What is a cheaper alternative to traditional banking?
By Puja Sharma
Neobanking is a cheaper alternative to traditional banking. It is a type of banking system without the actual traditional physical branch. It is a digital bank, with all its operations online. Neobanks offers many other services compared to traditional banks with greater efficiency. These banks are also called internet-only banks, virtual banks, or digital banks.
Neobanks first garnered attention in the wake of the financial crisis in the UK around 2009 and were also called the challenger banks. Neobanks are far more efficient in terms of customer engagement, user experience, is cost-effective, and is faster, hence are preferred by people in this day and age.
In India, although nascent with the ease of doing business and increased usage of smartphones– for online shopping, payments, investment; Neobanks are overshadowing traditional banks. The covid-19 pandemic, and people staying at home, gave a tailwind to such digital banks in the country.
Is it safer than traditional banks?
With fewer regulations and low credit risks, makes Neobanks is an easier and inexpensive solution for the millennials today. It offers banking services such as bills payments, prepaid accounts, money transfer, and savings accounts among others.
Although India is a huge market for internet consumption and usage of social media, yet for Neobanks it is a long way go as the Reserve bank of India (RBI) doesn’t allow banks to be 100% digital, and that banks must still have some physical presence. India is densely populated, with people of different age groups coming from different backgrounds, which creates trust issues among consumers while using such digital banks.
Neobanks which leverages technology, such as AI, machine learning, APIs, is helping MSMEs, startups, local mom-and-pop shops with online payments, invoices, and other benefits, allowing these small businesses to overall thrive during the nationwide lockdown and in a tech-savvy world.
Many such startups in India are eclipsing traditional banking, some of which are:
- Jupiter: A Bengaluru-based Neobank, which allows customers to open a bank account digitally. The company last raised a round of up to $45m led by Brazil’s FinTech firm Nubank.
- RazorPayX: Razorpay, India’s leading Payments and Business Banking platform, April 2021 announced its Series E fundraise of $160m. This financing round has tripled the company’s valuation to $3 Billion in less than six months, signalling one of the fastest increases in valuation for an Indian Unicorn.
- NiYO: NiYO is a fintech company that helps salaried employees access company benefits and other financial services. Founded in 2015, NiYO partners with companies (employers) and banks to offer employees the opportunity to access their benefits, such as healthcare or food allowances, through a digital platform.
The future
As per the report, the global neo-banking market size is expected to reach $333.4bn by 2026, market growth of 47.1% CAGR over the next five years.
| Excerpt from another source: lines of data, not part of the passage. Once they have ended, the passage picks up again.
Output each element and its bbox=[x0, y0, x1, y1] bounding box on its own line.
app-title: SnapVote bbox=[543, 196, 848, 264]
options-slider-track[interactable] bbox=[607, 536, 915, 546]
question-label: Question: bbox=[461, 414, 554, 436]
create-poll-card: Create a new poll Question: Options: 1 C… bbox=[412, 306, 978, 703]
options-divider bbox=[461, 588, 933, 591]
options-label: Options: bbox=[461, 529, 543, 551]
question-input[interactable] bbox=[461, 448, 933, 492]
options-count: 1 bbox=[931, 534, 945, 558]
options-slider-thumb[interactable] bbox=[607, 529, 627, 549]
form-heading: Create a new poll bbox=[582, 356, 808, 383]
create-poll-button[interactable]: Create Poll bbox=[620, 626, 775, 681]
Countries like Australia and the US have licensed neo-banks, Commercial banks now collaborate with Neobanks to provide better adaptable solutions across business segments with the use of technology like open banking APIs, artificial intelligence, machine learning, and data science. In India Neobanks are still not licensed, however, they do have a collaborative partnership, where Neobanks offers technology and data and these traditional banks remain the money custodians.